The earliest example of this was in 2008, before Ma had fully grasped the implications of domestic and international economies and Taiwan’s dependence on other countries in the international production chain. It was then that he decided that the Taiwanese economy could be immediately transformed by relying on China, without giving any thought to the effects of the financial crisis on Wall Street. That is why he proposed the much ridiculed “6-3-3” policy during his presidential campaign.

Next, Ma naively thought that opening up direct cross-strait links would have a massive effect and that he would be able to take advantage of China when it offered to forgo certain benefits relating to the signing of the Economic Cooperation Framework Agreement (ECFA). That is why he set a deadline for Taiwanese officials to complete the agreement, which placed the nation at a strategic disadvantage and weakened its position in negotiations.
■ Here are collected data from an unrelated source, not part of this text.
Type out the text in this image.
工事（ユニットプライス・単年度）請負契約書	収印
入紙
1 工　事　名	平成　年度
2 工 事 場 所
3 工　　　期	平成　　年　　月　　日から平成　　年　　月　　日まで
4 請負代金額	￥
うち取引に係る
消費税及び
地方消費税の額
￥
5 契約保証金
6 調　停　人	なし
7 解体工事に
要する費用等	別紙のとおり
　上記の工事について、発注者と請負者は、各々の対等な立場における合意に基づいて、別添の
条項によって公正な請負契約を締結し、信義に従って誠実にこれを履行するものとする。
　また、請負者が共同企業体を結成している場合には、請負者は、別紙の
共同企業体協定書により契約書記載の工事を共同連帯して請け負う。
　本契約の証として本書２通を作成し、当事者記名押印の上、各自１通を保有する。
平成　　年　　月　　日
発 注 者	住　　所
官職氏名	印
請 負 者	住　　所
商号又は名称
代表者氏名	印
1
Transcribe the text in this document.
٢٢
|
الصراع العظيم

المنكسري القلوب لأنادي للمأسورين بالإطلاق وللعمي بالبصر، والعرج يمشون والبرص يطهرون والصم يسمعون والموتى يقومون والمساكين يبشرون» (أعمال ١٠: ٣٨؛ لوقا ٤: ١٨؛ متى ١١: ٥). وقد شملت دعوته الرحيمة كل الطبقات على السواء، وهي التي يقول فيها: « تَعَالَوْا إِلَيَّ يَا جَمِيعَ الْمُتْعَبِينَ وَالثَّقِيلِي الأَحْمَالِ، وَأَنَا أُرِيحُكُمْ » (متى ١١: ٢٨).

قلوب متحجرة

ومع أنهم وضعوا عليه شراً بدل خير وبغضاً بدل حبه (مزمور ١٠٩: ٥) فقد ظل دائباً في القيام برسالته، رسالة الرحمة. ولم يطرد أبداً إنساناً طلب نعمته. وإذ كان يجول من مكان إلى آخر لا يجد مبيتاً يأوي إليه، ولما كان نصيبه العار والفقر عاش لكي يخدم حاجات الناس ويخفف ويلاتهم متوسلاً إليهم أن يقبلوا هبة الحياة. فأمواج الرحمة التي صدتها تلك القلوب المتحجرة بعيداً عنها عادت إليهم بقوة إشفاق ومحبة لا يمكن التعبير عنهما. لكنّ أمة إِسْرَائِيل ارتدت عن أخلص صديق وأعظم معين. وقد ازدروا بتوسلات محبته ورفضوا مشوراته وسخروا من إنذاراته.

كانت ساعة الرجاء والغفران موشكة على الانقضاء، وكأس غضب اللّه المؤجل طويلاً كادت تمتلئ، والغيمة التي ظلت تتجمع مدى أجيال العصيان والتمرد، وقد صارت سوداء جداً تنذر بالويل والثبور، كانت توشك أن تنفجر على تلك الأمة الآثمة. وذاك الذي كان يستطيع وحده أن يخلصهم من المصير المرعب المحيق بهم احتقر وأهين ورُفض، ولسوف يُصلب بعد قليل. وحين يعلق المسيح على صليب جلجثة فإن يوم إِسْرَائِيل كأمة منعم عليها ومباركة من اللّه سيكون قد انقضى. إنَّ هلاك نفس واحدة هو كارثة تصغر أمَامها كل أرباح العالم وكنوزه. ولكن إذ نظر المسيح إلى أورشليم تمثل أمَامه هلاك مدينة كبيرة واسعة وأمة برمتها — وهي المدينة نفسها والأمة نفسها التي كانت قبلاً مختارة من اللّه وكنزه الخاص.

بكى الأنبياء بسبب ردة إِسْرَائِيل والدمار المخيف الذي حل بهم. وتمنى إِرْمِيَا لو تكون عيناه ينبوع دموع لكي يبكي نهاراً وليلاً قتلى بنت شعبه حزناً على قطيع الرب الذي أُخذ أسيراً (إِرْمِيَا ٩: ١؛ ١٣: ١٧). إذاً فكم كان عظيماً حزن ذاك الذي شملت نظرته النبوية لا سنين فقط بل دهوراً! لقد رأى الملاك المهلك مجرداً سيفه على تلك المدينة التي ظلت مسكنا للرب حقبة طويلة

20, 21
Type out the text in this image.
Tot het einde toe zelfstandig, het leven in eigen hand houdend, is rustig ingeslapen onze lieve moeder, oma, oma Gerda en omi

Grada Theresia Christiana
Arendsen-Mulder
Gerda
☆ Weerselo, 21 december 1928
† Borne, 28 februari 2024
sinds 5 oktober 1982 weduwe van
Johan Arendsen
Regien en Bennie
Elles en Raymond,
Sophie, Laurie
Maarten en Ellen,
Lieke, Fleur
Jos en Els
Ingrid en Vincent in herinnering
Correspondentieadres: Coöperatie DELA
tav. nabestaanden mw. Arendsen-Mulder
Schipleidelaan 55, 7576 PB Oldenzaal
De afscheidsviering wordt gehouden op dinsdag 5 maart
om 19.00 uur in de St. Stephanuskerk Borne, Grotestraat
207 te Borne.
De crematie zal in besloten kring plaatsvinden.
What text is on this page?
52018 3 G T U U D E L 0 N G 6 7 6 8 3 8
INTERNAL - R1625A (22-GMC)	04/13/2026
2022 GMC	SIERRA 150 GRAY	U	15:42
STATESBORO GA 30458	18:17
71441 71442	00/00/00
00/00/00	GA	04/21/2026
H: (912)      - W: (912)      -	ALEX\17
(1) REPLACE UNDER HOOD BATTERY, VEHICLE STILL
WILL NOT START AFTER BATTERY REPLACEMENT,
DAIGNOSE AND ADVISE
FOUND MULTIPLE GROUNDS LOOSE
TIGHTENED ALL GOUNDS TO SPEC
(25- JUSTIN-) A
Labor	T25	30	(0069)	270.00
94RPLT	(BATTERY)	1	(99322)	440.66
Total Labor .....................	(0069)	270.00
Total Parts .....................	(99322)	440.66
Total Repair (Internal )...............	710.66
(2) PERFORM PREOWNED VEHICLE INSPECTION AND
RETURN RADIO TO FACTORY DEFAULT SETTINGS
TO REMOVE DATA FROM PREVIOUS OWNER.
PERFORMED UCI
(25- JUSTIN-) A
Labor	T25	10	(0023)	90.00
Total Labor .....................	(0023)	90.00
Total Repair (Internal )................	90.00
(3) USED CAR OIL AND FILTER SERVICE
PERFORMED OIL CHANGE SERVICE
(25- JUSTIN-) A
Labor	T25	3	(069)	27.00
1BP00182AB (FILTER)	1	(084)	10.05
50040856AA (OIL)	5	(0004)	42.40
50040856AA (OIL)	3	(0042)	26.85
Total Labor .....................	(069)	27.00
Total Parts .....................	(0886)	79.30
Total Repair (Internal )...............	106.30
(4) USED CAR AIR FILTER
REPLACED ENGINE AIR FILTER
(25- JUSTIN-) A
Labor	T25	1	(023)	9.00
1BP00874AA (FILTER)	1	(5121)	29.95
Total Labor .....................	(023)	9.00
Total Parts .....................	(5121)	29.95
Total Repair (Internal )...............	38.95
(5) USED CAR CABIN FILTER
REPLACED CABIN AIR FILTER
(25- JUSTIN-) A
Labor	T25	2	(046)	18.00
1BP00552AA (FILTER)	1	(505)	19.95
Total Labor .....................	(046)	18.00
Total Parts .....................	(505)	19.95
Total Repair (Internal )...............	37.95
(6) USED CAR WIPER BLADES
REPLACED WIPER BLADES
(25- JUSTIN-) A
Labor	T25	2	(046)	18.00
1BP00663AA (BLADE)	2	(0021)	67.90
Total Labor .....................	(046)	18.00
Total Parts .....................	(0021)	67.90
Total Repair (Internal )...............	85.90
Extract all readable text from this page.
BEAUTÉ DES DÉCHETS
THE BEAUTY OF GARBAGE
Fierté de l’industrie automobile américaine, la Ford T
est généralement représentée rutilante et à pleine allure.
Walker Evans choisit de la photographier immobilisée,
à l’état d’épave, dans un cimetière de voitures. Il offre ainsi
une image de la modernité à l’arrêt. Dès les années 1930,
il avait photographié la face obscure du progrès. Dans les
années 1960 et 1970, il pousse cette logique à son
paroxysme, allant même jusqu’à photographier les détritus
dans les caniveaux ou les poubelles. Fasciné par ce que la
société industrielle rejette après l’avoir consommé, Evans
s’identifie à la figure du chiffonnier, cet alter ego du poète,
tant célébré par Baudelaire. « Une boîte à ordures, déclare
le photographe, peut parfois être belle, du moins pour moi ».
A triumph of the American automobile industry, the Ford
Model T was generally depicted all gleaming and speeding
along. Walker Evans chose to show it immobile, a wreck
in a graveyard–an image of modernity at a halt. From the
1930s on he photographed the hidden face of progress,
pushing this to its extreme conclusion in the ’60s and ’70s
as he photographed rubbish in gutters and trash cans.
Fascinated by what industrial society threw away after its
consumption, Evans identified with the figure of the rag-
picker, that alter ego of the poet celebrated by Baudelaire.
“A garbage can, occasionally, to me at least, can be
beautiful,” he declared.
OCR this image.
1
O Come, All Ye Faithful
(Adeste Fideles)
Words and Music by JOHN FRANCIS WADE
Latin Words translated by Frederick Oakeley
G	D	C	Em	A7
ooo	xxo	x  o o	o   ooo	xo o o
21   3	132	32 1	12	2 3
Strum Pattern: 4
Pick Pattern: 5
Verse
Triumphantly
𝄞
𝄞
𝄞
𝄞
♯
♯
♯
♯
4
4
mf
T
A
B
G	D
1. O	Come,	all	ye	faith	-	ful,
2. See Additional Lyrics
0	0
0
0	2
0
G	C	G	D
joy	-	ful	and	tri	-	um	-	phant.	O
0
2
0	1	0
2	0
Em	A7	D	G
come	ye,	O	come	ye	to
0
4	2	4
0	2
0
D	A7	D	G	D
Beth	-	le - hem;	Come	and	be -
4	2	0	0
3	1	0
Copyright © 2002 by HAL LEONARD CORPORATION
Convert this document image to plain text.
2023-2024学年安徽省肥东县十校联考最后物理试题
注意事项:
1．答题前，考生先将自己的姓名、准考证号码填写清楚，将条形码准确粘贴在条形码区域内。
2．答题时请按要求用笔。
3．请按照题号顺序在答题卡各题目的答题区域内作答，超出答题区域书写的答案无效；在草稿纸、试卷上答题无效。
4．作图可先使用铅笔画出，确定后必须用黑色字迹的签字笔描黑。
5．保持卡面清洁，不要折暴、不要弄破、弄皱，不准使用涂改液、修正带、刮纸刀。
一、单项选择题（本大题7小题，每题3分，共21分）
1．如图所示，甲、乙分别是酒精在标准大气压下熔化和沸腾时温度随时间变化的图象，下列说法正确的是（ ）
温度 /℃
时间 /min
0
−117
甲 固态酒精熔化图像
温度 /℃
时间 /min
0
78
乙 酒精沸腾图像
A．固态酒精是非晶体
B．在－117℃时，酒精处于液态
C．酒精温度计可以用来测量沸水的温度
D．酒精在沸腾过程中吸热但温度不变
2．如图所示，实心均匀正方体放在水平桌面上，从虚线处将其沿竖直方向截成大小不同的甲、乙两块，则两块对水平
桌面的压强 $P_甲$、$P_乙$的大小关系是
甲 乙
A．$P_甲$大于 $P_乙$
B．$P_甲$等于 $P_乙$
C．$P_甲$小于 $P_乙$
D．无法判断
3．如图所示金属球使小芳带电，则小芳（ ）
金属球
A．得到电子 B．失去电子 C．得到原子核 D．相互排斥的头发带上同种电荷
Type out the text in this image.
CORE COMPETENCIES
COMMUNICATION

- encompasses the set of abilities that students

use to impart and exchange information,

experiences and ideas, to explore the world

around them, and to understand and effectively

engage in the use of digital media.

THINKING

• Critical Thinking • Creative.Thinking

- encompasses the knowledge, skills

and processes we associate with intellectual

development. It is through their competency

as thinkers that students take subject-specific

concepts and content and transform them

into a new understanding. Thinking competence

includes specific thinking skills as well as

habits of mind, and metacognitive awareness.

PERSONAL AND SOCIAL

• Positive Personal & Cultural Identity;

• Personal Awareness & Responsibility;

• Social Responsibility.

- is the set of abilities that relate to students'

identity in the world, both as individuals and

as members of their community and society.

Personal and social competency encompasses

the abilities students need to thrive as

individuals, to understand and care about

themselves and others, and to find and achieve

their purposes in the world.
As a result, flag-of-convenience ships, which account for 97 percent of Taiwanese sea transport across the Taiwan Strait, were excluded from cross-strait links, causing gravel ship owners to protest. In addition, Chinese tourism to Taiwan has been monopolized by Chinese travel agencies, causing the number of Chinese tourists to drop drastically.

The government compounded these mistakes during the ECFA talks, with the result that the petroleum, upstream textile material, advanced precision machinery and LCD panel sectors were all excluded from the “early harvest” list, angering those business owners.

The government’s superstitious belief in the “Chinese tourism effect” has led to more airports being opened to international flights. At present, almost none of these are used and the situation is even worse than during the expansion of domestic airports under former president Chen Shui-bian (陳水扁).

On Aug. 11, Minister of Economic Affairs Shih Yen-shiang (施顏祥) proposed a new target, called the “54321 goal”: economic growth of above 5 percent, an unemployment rate of below 4 percent, income growth of above 3 percent, consumer price index growth of less than 2 percent and total private investment of more than NT$1 trillion (US$34.2 billion). It is clear that this is another promise that will not be kept.

The same situation can be seen in cross-strait politics, military affairs and diplomacy. As soon as he took office, Ma proposed a push for cross-strait peace negotiations and a military confidence-building mechanism. In less than a year he gave up on it, realizing that such a proposal generated little interest.